I’m asking you to take action to help support community health workers and advance the fight against malaria, pneumonia, and diarrhea. Learn about what community health workers are doing in your communities. Take the time to understand the impact they’re having and the challenges they face. They are the bridge to care for millions of families, and knowing their stories will inspire and inform your work.

  • Follow what your fellow members are doing to support community health workers and engage in the fight against malaria.
  • The Global Malaria Eradication Congress scheduled immediately prior to the Rotary International Convention in Calgary will be a unique opportunity to learn more about the Rotary Healthy Communities Challenge and the growing coalition to continue Rotary’s legacy of supporting healthy communities.
  • Rotary’s area of focus lead for global health, Dr. Nyreese Castro-Espadas is a great expert and now a friend through this incredible partnership. She and I are available to provide technical partnership to make sure Rotary programs align with global guidance and integrate seamlessly into national Ministry of Health plans.
  • Coordinate in your districts and zones to develop global grants.
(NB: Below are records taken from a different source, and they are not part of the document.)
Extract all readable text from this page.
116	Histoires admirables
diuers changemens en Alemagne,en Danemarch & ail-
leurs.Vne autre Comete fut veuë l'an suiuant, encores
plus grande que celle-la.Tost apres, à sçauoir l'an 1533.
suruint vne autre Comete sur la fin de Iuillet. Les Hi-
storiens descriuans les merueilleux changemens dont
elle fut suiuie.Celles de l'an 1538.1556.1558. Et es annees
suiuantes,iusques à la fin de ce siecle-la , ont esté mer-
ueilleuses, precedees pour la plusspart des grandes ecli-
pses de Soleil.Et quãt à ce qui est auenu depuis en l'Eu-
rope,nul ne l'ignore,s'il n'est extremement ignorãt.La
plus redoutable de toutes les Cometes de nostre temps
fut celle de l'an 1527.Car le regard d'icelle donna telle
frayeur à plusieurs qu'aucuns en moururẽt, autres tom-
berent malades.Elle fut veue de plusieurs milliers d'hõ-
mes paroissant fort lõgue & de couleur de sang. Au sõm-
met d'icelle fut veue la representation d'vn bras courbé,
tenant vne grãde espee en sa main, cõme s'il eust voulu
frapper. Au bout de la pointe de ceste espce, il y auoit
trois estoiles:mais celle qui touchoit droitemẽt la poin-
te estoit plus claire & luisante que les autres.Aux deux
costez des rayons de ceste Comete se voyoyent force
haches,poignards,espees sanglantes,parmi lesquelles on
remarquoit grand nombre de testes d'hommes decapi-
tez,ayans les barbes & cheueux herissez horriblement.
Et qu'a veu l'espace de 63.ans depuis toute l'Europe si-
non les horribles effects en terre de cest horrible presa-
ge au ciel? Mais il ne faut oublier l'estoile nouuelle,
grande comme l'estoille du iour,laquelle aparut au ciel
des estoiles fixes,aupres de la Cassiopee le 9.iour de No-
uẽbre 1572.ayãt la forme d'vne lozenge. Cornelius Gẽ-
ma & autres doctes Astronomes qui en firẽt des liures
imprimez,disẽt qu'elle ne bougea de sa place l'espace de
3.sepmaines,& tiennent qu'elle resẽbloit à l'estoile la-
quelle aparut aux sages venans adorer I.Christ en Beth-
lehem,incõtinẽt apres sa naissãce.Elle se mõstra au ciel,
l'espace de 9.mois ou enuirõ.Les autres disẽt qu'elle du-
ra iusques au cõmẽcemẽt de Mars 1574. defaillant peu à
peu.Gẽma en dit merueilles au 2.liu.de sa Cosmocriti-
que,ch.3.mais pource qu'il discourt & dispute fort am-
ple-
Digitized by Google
These grants are powerful tools to fund community health worker programs, and we at the Gates Foundation are ready to join and support your efforts.
  • Engage community members in the design, implementation, and monitoring of programming. Melinda French Gates always talked to us about being humble, being open to listen and to maintain perspective. Listen to those who are most affected, they are actually your most important partner, not us.

Let’s reflect on the incredible legacy you’ve already built through polio eradication efforts and know that each new investment in strong community health systems is not only protecting the legacy and promise of a polio-free world. It is a commitment to healthy communities. Because I know that each of you want your children, grandchildren, and all of their neighbors to have access to the care they need when they need it.

Abigail Pratt is a Senior Program Officer on the Malaria Team at the Gates Foundation. This post is adapted from the speech Pratt gave to incoming leaders at Rotary’s annual training event in Orlando, Florida, USA, 12 February.